Two of the employees of the defendant in error were called to testify as to the injuries to the engine.
Pertinent evidence is as follows:
The witness Hayse:
"Q. Did you observe anything about the engine broken — any part of it that was broken? A. No, there wasn't anything broken, only the lining of the gland of the stuffing box.
"Q. Was that broken or just loose? A. Pulled off — like broken and pulled off the babbitt wheel.
"Q. How is the lining of the box put in? A. Poured in.
"Q. That had become loose? A. Just parts of it.
"Q. Parts of it had become loose from the seating? A. Yes, from the seating of the gland. * * * No, I couldn't tell what had gone wrong with them.
"Q. Now was there anything else wrong with the engine that you recall, Mr. Hayse, or was there anything else done to the engine except that which you have described, namely the smoothing off of the piston rod, or putting in of new rings and eventually the reboring of the cylinder and putting in of new piston head? A. That was all."
The witness Kohne:
"Q. Did you get my question, Mr. Kohne? A. I do, but —
"Q. What was done to the engine? A. We smoothed up the rod and repacked it.
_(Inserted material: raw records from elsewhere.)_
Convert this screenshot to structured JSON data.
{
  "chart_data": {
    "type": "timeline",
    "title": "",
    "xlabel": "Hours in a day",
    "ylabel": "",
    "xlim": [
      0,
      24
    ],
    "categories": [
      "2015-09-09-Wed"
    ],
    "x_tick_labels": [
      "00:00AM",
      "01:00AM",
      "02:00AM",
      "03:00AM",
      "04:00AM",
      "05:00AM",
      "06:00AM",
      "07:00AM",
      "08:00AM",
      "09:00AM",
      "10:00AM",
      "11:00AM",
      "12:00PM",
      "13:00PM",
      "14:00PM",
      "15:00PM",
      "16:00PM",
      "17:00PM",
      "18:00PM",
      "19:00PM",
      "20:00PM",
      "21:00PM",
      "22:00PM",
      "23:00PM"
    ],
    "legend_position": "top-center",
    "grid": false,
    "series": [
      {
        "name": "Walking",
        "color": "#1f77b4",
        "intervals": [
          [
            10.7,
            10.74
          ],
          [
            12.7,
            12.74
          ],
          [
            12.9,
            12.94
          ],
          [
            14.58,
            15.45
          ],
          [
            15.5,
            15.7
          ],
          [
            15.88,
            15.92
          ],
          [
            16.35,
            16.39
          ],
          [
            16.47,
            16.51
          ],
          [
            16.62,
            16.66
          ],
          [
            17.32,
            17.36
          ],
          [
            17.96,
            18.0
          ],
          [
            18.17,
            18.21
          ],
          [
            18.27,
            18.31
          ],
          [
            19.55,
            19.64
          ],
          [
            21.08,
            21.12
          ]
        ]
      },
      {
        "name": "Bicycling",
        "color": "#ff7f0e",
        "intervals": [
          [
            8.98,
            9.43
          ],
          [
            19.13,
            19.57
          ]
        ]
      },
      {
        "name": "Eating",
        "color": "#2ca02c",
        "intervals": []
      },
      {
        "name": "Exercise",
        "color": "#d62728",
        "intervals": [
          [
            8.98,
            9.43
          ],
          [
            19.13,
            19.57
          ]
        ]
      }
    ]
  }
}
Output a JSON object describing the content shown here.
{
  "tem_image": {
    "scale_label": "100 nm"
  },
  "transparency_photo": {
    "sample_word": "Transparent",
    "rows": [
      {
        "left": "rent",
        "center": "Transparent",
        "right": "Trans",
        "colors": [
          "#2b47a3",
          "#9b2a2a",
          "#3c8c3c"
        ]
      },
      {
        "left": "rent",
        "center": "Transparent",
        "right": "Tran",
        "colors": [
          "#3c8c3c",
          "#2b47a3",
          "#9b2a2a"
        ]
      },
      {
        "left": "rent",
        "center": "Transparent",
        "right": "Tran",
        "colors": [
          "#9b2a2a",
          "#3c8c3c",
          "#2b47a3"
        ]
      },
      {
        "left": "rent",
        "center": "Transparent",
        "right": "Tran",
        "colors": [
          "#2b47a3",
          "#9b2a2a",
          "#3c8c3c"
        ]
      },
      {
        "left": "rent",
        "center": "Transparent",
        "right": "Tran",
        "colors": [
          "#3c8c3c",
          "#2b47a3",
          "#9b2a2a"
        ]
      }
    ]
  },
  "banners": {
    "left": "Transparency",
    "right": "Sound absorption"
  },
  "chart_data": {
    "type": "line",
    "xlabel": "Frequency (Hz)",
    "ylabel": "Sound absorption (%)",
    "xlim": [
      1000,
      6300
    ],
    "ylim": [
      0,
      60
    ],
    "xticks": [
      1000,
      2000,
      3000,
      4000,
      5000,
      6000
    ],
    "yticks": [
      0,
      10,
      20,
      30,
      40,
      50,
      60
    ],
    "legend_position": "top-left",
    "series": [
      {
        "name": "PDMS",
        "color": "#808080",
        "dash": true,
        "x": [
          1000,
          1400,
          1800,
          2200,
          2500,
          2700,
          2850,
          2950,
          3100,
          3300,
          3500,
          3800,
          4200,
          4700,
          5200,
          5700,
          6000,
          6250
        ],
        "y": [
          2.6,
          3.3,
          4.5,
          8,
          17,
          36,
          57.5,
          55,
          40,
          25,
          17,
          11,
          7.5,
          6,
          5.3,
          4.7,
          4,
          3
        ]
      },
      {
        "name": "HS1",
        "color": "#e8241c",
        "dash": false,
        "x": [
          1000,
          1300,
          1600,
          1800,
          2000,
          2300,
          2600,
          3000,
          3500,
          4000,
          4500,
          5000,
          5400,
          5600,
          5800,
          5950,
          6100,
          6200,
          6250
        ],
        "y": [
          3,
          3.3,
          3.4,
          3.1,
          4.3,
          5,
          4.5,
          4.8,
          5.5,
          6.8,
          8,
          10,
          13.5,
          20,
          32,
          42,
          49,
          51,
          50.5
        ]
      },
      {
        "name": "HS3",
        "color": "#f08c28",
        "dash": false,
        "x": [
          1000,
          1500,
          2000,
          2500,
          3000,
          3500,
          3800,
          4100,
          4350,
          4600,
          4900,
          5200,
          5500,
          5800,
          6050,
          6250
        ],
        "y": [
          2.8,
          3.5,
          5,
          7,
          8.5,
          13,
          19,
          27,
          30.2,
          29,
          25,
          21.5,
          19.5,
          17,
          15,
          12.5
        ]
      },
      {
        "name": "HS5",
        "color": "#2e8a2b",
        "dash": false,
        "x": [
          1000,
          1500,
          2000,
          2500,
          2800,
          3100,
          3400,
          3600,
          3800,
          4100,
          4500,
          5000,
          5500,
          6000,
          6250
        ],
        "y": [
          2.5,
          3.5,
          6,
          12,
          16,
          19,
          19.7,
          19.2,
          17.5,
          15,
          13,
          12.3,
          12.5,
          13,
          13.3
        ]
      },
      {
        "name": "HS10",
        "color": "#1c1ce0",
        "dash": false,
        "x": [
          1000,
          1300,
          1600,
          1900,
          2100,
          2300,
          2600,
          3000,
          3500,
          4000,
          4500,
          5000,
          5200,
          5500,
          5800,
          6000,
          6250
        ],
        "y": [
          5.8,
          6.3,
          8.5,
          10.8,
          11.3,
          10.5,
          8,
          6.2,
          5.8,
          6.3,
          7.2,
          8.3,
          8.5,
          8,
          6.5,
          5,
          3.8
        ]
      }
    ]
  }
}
"Q. Do anything to the piston? A. New rings was put in. * * *
"Q. Did you find anything at all wrong with the engine other than you have described, when you examined it? A. No, sir.
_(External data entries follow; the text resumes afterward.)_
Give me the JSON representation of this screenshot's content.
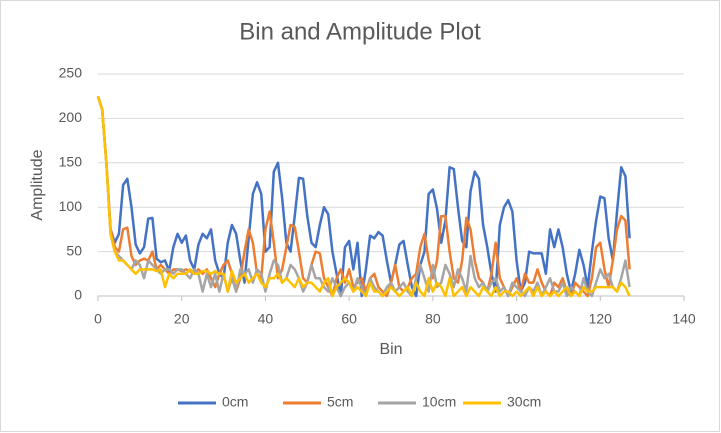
{
  "chart_data": {
    "type": "line",
    "title": "Bin and Amplitude Plot",
    "x_label": "Bin",
    "y_label": "Amplitude",
    "x": [
      0,
      1,
      2,
      3,
      4,
      5,
      6,
      7,
      8,
      9,
      10,
      11,
      12,
      13,
      14,
      15,
      16,
      17,
      18,
      19,
      20,
      21,
      22,
      23,
      24,
      25,
      26,
      27,
      28,
      29,
      30,
      31,
      32,
      33,
      34,
      35,
      36,
      37,
      38,
      39,
      40,
      41,
      42,
      43,
      44,
      45,
      46,
      47,
      48,
      49,
      50,
      51,
      52,
      53,
      54,
      55,
      56,
      57,
      58,
      59,
      60,
      61,
      62,
      63,
      64,
      65,
      66,
      67,
      68,
      69,
      70,
      71,
      72,
      73,
      74,
      75,
      76,
      77,
      78,
      79,
      80,
      81,
      82,
      83,
      84,
      85,
      86,
      87,
      88,
      89,
      90,
      91,
      92,
      93,
      94,
      95,
      96,
      97,
      98,
      99,
      100,
      101,
      102,
      103,
      104,
      105,
      106,
      107,
      108,
      109,
      110,
      111,
      112,
      113,
      114,
      115,
      116,
      117,
      118,
      119,
      120,
      121,
      122,
      123,
      124,
      125,
      126,
      127
    ],
    "series": [
      {
        "name": "0cm",
        "color": "#4472C4",
        "values": [
          225,
          210,
          150,
          75,
          60,
          70,
          125,
          132,
          100,
          58,
          48,
          55,
          87,
          88,
          42,
          38,
          40,
          28,
          55,
          70,
          60,
          68,
          40,
          30,
          58,
          70,
          65,
          75,
          40,
          25,
          20,
          60,
          80,
          70,
          40,
          15,
          65,
          115,
          128,
          115,
          50,
          55,
          140,
          150,
          110,
          60,
          50,
          90,
          133,
          132,
          90,
          60,
          55,
          80,
          100,
          92,
          50,
          25,
          0,
          55,
          62,
          30,
          60,
          0,
          30,
          68,
          65,
          72,
          68,
          40,
          15,
          35,
          58,
          62,
          35,
          10,
          0,
          35,
          50,
          115,
          120,
          98,
          60,
          85,
          145,
          143,
          100,
          62,
          55,
          118,
          140,
          132,
          80,
          55,
          25,
          5,
          80,
          100,
          108,
          95,
          40,
          5,
          15,
          50,
          48,
          48,
          48,
          25,
          75,
          55,
          75,
          55,
          25,
          5,
          25,
          52,
          35,
          10,
          50,
          85,
          112,
          110,
          65,
          40,
          95,
          145,
          135,
          65
        ]
      },
      {
        "name": "5cm",
        "color": "#ED7D31",
        "values": [
          225,
          210,
          150,
          75,
          55,
          50,
          75,
          77,
          45,
          35,
          40,
          42,
          40,
          50,
          30,
          35,
          30,
          25,
          30,
          30,
          28,
          30,
          28,
          25,
          30,
          25,
          30,
          20,
          10,
          25,
          35,
          40,
          25,
          5,
          20,
          50,
          75,
          60,
          25,
          20,
          75,
          95,
          60,
          20,
          30,
          55,
          80,
          78,
          50,
          20,
          15,
          35,
          50,
          48,
          20,
          10,
          0,
          20,
          30,
          15,
          30,
          10,
          15,
          20,
          5,
          20,
          25,
          10,
          5,
          0,
          15,
          35,
          10,
          5,
          10,
          20,
          25,
          55,
          70,
          40,
          20,
          40,
          90,
          90,
          50,
          20,
          15,
          40,
          88,
          75,
          40,
          20,
          15,
          5,
          25,
          60,
          20,
          10,
          0,
          10,
          20,
          5,
          25,
          15,
          15,
          30,
          15,
          5,
          0,
          15,
          10,
          20,
          5,
          0,
          15,
          10,
          5,
          0,
          20,
          55,
          60,
          30,
          10,
          40,
          75,
          90,
          85,
          30
        ]
      },
      {
        "name": "10cm",
        "color": "#A5A5A5",
        "values": [
          225,
          210,
          150,
          70,
          50,
          45,
          40,
          35,
          30,
          40,
          35,
          20,
          40,
          35,
          30,
          25,
          30,
          30,
          25,
          30,
          30,
          25,
          20,
          30,
          25,
          5,
          25,
          10,
          25,
          5,
          25,
          5,
          20,
          5,
          30,
          25,
          30,
          15,
          30,
          25,
          5,
          25,
          40,
          35,
          15,
          20,
          35,
          30,
          20,
          5,
          15,
          35,
          20,
          20,
          10,
          5,
          20,
          10,
          0,
          10,
          15,
          5,
          20,
          10,
          0,
          20,
          10,
          5,
          0,
          10,
          15,
          5,
          10,
          15,
          5,
          0,
          20,
          35,
          20,
          5,
          35,
          10,
          15,
          35,
          25,
          10,
          30,
          20,
          5,
          45,
          20,
          10,
          15,
          5,
          15,
          20,
          5,
          10,
          0,
          15,
          10,
          5,
          0,
          10,
          5,
          15,
          0,
          10,
          20,
          5,
          5,
          15,
          0,
          10,
          5,
          0,
          20,
          5,
          0,
          15,
          30,
          20,
          25,
          10,
          5,
          20,
          40,
          10
        ]
      },
      {
        "name": "30cm",
        "color": "#FFC000",
        "values": [
          225,
          210,
          150,
          70,
          50,
          40,
          40,
          35,
          30,
          25,
          30,
          30,
          30,
          30,
          28,
          30,
          10,
          25,
          20,
          25,
          25,
          25,
          30,
          25,
          25,
          28,
          28,
          25,
          28,
          25,
          25,
          5,
          28,
          15,
          20,
          25,
          15,
          20,
          25,
          15,
          10,
          20,
          20,
          25,
          15,
          20,
          15,
          10,
          20,
          10,
          15,
          15,
          10,
          5,
          15,
          20,
          0,
          10,
          15,
          20,
          15,
          5,
          10,
          5,
          0,
          15,
          5,
          5,
          0,
          5,
          10,
          5,
          0,
          5,
          10,
          0,
          15,
          5,
          0,
          20,
          5,
          15,
          10,
          0,
          20,
          0,
          5,
          10,
          0,
          10,
          5,
          0,
          10,
          5,
          0,
          10,
          0,
          5,
          5,
          0,
          5,
          0,
          5,
          10,
          0,
          10,
          0,
          5,
          0,
          5,
          0,
          5,
          10,
          0,
          5,
          0,
          10,
          5,
          5,
          10,
          10,
          10,
          10,
          10,
          5,
          15,
          10,
          0
        ]
      }
    ],
    "xlim": [
      0,
      140
    ],
    "ylim": [
      0,
      250
    ],
    "xticks": [
      0,
      20,
      40,
      60,
      80,
      100,
      120,
      140
    ],
    "yticks": [
      0,
      50,
      100,
      150,
      200,
      250
    ],
    "grid": true,
    "legend": "bottom"
  }
}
"Q. You found no break in any part of it? A. No, sir.
"Q. And you proceeded to get it in shape so you could operate it temporarily until you made the necessary permanent changes? A. Yes, sir."
This evidence not only fails to show, in our opinion, a breaking of the engine within the meaning of the policy, but positively negatives the possibility of there being any breaking, as contemplated by the terms of the policy, taking the words in their ordinary commonly accepted meaning. In addition thereto, the policy provides that the word "accident" shall mean only a breaking "which immediately prevents the continued operation of the engine." The policy evidently requires that the breaking shall prevent the continued operation, and the discontinuance of its operation. In this case the evidence shows that it was good engineering that caused the shutting down of the engine.
The witness Kohne testified:
"Q. In the condition you found the engine on the 4th when you came in, it was impossible to run it in that condition, you say? A. Yes.
"Q. Why, Mr. Kohne? A. That's not good engineering."
We think it manifest that the wearing away of the packing of the stuffing box did not immediately prevent the continued operation of the engine. The language used in the policy evidently contemplates some fracture of some part of the engine, and not simply an abrasion of the surface of the bearing parts, such as occurred in this case.
For the reasons stated, in our opinion, the judgment of the court below was erroneous. The facts not being in dispute, the judgment that the court of common pleas ought to have rendered will be entered here, in favor of the Travelers' Indemnity Company, the plaintiff in error.
Judgment for plaintiff in error.
CUSHING, P.J., and HAMILTON, J., concur.